À la manière de Michael Fassbender dans Hunger de Steve McQueen, Torreton s’est totalement investi dans le rôle de Marécaux – allant jusqu’à perdre 27 kilos. Désir de justice ou devoir de mémoire de la part de l’excellent acteur?
"C’est plein de choses mêlées. C’est d’abord une envie de hurler ça à la face du monde le temps d’un film, bien que c’est surtout le rôle de Vincent Garenq. Ma mission en tant qu’acteur, c’est d’être au plus près, au plus juste de cette douleur, de ce dépouillement, afin que les gens comprennent ce que ça fait d’être menotté, arrêté, séparé de sa femme et de ses enfants, de perdre sa mère, de vouloir se suicider tous les 15 jours, d’être incompris, pas entendu et, comme le titre le dit, d’être présumé coupable."
Du même souffle, l’acteur, souvent vu chez Tavernier (L.627, Ça commence aujourd’hui), avoue qu’on lui a parfois reproché de se donner aussi intensément et se défend ainsi: "Pour moi, c’est la version la plus aiguisée de ce que doit être mon métier.
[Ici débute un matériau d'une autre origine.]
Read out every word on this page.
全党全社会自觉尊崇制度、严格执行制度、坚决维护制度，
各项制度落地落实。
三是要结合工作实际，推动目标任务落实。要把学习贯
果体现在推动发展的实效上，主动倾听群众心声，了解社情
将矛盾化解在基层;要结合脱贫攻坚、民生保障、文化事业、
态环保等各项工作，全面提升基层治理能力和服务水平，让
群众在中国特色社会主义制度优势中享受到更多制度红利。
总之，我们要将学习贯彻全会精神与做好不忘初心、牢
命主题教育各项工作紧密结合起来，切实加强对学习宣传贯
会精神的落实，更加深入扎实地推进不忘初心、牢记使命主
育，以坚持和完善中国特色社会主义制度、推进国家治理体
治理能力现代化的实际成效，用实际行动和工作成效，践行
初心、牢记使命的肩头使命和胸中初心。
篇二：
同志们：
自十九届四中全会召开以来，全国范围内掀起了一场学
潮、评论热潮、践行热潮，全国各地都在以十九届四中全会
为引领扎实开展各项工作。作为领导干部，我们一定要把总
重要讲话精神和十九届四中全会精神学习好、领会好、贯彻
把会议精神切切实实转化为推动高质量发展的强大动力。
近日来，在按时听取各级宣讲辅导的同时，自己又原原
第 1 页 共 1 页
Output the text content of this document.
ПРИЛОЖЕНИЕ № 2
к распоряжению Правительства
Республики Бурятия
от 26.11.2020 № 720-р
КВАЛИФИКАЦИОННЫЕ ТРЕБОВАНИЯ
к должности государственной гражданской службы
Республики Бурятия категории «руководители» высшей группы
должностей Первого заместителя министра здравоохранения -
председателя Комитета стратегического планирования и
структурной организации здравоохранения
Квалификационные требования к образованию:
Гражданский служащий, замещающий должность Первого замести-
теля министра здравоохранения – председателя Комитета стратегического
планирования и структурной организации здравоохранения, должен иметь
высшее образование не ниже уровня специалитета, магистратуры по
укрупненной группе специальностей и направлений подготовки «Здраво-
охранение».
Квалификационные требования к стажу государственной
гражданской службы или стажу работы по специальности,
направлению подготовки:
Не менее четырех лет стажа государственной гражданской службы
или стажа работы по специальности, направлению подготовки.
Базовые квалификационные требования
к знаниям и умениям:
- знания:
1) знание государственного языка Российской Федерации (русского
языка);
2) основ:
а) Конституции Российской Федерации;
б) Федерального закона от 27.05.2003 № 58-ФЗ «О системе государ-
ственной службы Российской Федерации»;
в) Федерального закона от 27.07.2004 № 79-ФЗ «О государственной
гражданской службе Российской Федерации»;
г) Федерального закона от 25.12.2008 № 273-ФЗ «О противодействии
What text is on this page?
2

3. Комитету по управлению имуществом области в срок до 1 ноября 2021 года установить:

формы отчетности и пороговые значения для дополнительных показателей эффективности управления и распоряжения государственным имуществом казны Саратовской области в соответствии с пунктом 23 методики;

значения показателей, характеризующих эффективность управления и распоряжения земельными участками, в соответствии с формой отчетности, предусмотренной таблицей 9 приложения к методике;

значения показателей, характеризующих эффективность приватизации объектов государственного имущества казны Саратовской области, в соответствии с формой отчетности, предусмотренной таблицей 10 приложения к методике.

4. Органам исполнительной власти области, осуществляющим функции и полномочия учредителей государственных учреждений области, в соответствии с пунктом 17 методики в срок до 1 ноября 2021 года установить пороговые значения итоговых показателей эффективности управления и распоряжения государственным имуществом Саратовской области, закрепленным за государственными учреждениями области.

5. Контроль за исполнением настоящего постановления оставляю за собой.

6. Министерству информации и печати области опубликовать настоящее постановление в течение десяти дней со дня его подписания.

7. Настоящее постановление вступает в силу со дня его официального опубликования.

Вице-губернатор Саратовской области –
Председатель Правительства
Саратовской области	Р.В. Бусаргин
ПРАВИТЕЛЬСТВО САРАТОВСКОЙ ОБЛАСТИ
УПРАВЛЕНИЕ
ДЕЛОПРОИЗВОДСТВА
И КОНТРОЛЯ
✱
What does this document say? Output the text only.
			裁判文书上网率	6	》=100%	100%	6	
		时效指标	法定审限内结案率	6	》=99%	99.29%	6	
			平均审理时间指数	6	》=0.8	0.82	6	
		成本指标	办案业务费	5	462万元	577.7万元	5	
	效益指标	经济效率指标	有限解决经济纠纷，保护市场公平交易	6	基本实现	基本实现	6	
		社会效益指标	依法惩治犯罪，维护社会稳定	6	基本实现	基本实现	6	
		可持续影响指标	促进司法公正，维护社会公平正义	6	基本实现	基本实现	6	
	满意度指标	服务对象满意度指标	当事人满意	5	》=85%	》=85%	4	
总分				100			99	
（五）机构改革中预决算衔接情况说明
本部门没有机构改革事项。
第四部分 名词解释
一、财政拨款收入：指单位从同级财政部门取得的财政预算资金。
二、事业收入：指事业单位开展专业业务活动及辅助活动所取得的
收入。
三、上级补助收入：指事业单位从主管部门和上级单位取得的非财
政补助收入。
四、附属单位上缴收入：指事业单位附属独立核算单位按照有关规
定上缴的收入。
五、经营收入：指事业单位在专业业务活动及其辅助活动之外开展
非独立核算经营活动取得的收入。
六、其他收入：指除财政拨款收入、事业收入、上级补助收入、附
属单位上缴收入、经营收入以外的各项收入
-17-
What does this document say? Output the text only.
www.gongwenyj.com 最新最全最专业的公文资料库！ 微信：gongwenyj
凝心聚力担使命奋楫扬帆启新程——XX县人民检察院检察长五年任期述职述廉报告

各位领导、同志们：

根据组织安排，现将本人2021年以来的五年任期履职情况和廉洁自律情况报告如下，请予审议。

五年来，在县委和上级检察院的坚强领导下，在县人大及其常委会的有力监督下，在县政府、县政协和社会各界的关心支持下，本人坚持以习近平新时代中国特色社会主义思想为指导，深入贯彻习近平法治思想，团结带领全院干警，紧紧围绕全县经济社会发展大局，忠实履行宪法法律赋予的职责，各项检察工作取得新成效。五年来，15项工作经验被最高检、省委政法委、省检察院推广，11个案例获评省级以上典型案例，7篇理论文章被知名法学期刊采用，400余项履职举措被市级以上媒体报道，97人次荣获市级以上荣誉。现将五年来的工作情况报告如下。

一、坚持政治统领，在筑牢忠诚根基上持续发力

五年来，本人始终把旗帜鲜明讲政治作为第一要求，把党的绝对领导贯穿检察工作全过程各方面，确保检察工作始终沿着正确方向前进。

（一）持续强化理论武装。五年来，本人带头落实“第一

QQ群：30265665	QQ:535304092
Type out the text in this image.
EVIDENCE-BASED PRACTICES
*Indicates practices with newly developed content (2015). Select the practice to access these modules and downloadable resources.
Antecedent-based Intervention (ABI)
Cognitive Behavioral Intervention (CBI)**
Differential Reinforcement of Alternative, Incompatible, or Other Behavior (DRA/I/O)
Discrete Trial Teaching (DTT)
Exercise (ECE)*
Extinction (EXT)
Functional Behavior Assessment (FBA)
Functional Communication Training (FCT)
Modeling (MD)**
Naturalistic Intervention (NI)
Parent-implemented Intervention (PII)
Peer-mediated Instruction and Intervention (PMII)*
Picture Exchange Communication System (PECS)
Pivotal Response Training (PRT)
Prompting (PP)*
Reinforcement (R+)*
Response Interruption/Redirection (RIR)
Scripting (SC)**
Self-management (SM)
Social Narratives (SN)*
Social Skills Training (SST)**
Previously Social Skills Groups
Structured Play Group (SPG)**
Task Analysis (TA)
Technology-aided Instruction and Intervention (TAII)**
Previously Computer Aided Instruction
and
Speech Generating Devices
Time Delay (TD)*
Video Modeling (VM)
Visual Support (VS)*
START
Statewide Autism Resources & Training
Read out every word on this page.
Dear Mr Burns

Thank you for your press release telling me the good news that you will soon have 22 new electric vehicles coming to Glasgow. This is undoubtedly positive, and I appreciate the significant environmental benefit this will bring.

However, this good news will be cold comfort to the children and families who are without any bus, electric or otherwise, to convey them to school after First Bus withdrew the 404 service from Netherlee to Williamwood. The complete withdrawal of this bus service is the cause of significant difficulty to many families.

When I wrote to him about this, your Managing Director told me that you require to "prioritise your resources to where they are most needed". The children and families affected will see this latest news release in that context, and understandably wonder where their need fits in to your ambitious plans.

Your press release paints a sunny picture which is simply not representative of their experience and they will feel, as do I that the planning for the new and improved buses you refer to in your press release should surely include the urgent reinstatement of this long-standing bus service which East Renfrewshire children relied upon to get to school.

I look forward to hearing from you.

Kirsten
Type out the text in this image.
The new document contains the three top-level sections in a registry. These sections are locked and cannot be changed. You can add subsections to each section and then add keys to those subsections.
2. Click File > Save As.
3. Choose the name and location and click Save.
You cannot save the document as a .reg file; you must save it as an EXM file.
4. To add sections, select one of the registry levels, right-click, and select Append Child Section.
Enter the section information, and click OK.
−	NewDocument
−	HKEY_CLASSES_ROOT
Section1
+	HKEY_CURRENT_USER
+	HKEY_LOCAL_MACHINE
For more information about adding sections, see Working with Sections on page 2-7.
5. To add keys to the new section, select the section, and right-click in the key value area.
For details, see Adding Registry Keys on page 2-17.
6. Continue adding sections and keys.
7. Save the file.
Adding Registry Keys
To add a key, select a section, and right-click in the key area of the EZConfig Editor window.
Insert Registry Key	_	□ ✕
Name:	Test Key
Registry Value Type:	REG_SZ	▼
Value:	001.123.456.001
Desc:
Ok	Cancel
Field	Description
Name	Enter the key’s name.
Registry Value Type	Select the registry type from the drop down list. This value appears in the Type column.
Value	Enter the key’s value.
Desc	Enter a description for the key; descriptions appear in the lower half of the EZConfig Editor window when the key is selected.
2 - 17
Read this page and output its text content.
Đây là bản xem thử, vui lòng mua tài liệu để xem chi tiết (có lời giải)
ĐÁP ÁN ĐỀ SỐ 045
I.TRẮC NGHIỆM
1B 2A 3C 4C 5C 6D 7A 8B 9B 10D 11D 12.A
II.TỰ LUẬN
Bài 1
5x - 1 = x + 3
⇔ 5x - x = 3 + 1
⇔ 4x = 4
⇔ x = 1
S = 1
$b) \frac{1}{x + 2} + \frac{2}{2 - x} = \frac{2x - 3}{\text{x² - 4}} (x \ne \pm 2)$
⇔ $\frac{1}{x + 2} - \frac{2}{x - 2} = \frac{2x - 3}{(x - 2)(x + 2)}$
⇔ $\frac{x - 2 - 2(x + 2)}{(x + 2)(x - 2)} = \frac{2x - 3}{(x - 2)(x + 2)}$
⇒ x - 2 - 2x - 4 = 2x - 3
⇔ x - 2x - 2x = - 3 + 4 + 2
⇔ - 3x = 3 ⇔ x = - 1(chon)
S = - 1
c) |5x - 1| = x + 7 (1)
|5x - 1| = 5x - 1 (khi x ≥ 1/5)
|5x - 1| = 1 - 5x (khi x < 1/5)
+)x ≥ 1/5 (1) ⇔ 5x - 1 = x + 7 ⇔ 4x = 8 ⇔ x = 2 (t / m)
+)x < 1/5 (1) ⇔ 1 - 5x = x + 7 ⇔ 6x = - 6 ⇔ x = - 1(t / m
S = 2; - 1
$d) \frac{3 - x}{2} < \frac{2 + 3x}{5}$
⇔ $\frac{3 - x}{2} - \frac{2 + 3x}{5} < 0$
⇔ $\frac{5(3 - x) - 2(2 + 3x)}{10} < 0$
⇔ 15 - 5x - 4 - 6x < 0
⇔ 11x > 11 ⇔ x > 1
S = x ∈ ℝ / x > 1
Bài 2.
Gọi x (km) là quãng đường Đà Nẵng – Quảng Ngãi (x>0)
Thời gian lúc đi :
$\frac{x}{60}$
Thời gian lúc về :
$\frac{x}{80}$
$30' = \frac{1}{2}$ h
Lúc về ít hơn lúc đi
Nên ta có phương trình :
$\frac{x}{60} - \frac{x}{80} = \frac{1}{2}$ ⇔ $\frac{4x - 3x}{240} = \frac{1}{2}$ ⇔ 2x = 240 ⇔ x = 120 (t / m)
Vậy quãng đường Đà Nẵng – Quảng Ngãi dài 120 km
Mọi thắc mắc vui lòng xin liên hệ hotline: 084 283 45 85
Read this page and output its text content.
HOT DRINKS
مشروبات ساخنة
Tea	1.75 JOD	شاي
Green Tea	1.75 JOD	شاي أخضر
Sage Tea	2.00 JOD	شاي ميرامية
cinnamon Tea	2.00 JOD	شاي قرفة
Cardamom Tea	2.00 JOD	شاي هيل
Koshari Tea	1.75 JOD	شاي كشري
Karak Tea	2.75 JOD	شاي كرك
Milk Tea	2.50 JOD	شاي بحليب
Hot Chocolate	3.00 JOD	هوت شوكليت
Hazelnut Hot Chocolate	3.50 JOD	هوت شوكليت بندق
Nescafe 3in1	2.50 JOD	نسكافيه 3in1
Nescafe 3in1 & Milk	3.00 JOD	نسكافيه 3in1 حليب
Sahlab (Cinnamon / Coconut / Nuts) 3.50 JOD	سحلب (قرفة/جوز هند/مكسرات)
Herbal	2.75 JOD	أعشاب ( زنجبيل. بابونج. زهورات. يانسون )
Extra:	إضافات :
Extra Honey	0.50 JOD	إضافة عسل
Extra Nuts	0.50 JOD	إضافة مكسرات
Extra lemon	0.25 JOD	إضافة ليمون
Quels que soient les films qu’on accepte, ils racontent des histoires humaines. Que ce soit dans le drame, la comédie, le mélo, le politique, on raconte l’humain, dans toute sa complexité, sa subjectivité. En racontant le singulier, on raconte le pluriel; raconter l’histoire d’un homme, c’est raconter l’histoire de tous les hommes. On se reconnaît tous dans une injustice. Si je devais donner une définition de mon métier, j’aurais envie de donner ce film."
Les frais du voyage à Paris ont été payés par Unifrance.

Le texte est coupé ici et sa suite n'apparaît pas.